Subjugada pela fome e reduzida a um instinto, uma mulher abre uma lata
de comida entre as prateleiras do lugar em que recebia uma cesta básica. Faz da
mão cuia e come um punhado de grãos em conserva. Em súbita volta ao estado de
humana, de mulher, de mãe de dois filhos, ela chora culpas que embebedam o não
menos doloroso “I’m sorry”, que escapole como um soluço. A expressão inglesa
comporta bem a cena: a mulher não só pede desculpas por seu ato animal, mas
também sente muito. Sente o peso da fome, sente o peso do abandono, sente o
peso da responsabilidade, sente o peso da vida injusta. E é esse sentimento, o
mesmo que irmaniza as pessoas em tragédias, que vai uni-la a Daniel Blake, que
interpreta o papel de tantas e tantas pessoas reduzidas a números de registro,
a nomes na tela burocrática dos computadores do governo, especialmente os
idosos que trabalharam uma vida inteira e não têm nenhum descanso a não ser o
prescrito pelas doenças. Não há quem não se identifique com, pelo menos, uma
das situações retratadas neste filme – o que é muito sério. Naturalizamos o
fato de sermos desrespeitados em esperas de centrais de atendimento, de sermos
diminuídos pelas regras que só desregulam nossas vidas, de termos nossa
paciência testada a cada contato cada vez mais robotizado de muitos atendentes.

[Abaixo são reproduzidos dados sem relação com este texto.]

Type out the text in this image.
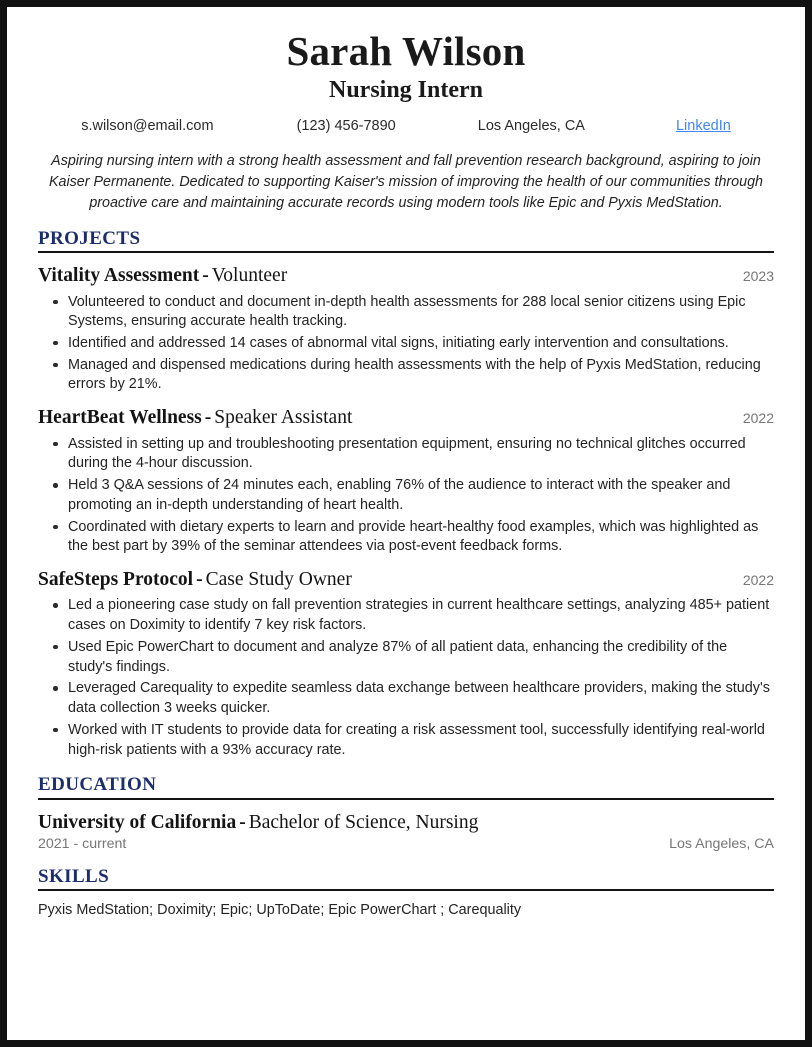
Sarah Wilson
Nursing Intern
s.wilson@email.com	(123) 456-7890	Los Angeles, CA	LinkedIn
Aspiring nursing intern with a strong health assessment and fall prevention research background, aspiring to join Kaiser Permanente. Dedicated to supporting Kaiser's mission of improving the health of our communities through proactive care and maintaining accurate records using modern tools like Epic and Pyxis MedStation.
PROJECTS
Vitality Assessment - Volunteer	2023
Volunteered to conduct and document in-depth health assessments for 288 local senior citizens using Epic Systems, ensuring accurate health tracking.
Identified and addressed 14 cases of abnormal vital signs, initiating early intervention and consultations.
Managed and dispensed medications during health assessments with the help of Pyxis MedStation, reducing errors by 21%.
HeartBeat Wellness - Speaker Assistant	2022
Assisted in setting up and troubleshooting presentation equipment, ensuring no technical glitches occurred during the 4-hour discussion.
Held 3 Q&A sessions of 24 minutes each, enabling 76% of the audience to interact with the speaker and promoting an in-depth understanding of heart health.
Coordinated with dietary experts to learn and provide heart-healthy food examples, which was highlighted as the best part by 39% of the seminar attendees via post-event feedback forms.
SafeSteps Protocol - Case Study Owner	2022
Led a pioneering case study on fall prevention strategies in current healthcare settings, analyzing 485+ patient cases on Doximity to identify 7 key risk factors.
Used Epic PowerChart to document and analyze 87% of all patient data, enhancing the credibility of the study's findings.
Leveraged Carequality to expedite seamless data exchange between healthcare providers, making the study's data collection 3 weeks quicker.
Worked with IT students to provide data for creating a risk assessment tool, successfully identifying real-world high-risk patients with a 93% accuracy rate.
EDUCATION
University of California - Bachelor of Science, Nursing
2021 - current	Los Angeles, CA
SKILLS
Pyxis MedStation; Doximity; Epic; UpToDate; Epic PowerChart ; Carequality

Pouco a pouco, vamos perdendo nossa dignidade e, quando isso acontece, como
Blake frisa em um diálogo, acaba tudo. E, às vezes, é uma pichação (sim, ela,
não o grafite) o melhor meio para chamar atenção para a violência que é
desferida diariamente. É um modo de gritar quando ninguém dá ouvido: quem,
afinal, está sendo violado, destruído?